Tidak mau mendengar lebih lanjut daripada menyulut emosi, Gagah akhirnya berpamitan. "Saya permisi dulu, Pak."
Gagah keluar dari ruangan Bima lalu masuk ke lift. Baru juga pintu akan tertutup, sebuah tangan menahan sehingga pintu kembali terbuka.
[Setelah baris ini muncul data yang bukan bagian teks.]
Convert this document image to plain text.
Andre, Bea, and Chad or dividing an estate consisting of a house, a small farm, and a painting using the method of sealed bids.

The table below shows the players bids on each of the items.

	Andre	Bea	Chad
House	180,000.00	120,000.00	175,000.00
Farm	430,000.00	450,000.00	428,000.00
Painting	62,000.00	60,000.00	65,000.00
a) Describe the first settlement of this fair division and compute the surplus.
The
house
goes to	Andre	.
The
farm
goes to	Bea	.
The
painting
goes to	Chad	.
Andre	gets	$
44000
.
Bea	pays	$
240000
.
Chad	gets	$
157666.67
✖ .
Jev masuk dengan santainya lalu berdiri tepat di kiri Gagah.
"Papa saya percaya sama kamu katanya," gumam Jev disertai dengusan lirih. "Gimana perusahaan mau maju kalau Papa saya mainnya perasaan dan bukan logika?"
"Silakan cari tahu buktinya sendiri, Pak Jev." Gagah masih tidak mengalihkan pandangan dari arah depan.
"Ini belum apa-apa."
"Saya tau."
"Apa kamu berniat berhenti?"
"Nggak."
"Kuat juga ya mental kamu." Jev tertawa. "Saya juga suka orang yang punya keberanian macam kamu. Kamu benar nggak berniat pegang perusahaan ini?"
"Pak Jev lebih pantas."
"Iya, tapi saya nggak suka manajemennya. Bobrok. Apalagi Papa yang mudah percaya sama orang. Kebaikan Papa saya bisa jadi boomerang nanti."
"Pak Bima nggak begitu ke semua orang setau saya. Dan beliau nggak mudah percaya." Suara Gagah masih terdengar tenang.
"Saya beneran suka mental kamu. Gimana kalau saya kasih tawaran?"
Kali ini Gagah menoleh dan tersenyum tipis. "Mau menurunkan jabatan saya, Pak? Nggak apa-apa. Kebetulan juga saya waktu itu masih new hire dan sudah diminta sampai ke posisi ini. Agak kaget sebenarnya, tapi karena Pak Bima percaya, saya lakuin. Sekarang kalau Pak Jev mau menurunkan jabatan saya, saya juga terima."
Jev bertepuk tangan sendiri, kagum dengan ketenangan Gagah menghadapinya. Biasanya orang akan gila jabatan. Jika diturunkan maka memilih resign, tapi Gagah tidak. "Kamu kenal Citra, adik saya?"
"Iya, Pak." Gagah kembali menghadap depan. pintu lift sudah terbuka dan ia segera keluar. Sayangnya Jev tetap menyejajari.
"Cantik kan?"
Gagah tidak menjawab.
"Dia penurut, kalem, nggak banyak tingkah. Cocok sama kepribadian kamu yang tenang begini. Istri kamu sekarang ... ya, kamu tahu gimana dia kan? Sedikit ... susah diatur."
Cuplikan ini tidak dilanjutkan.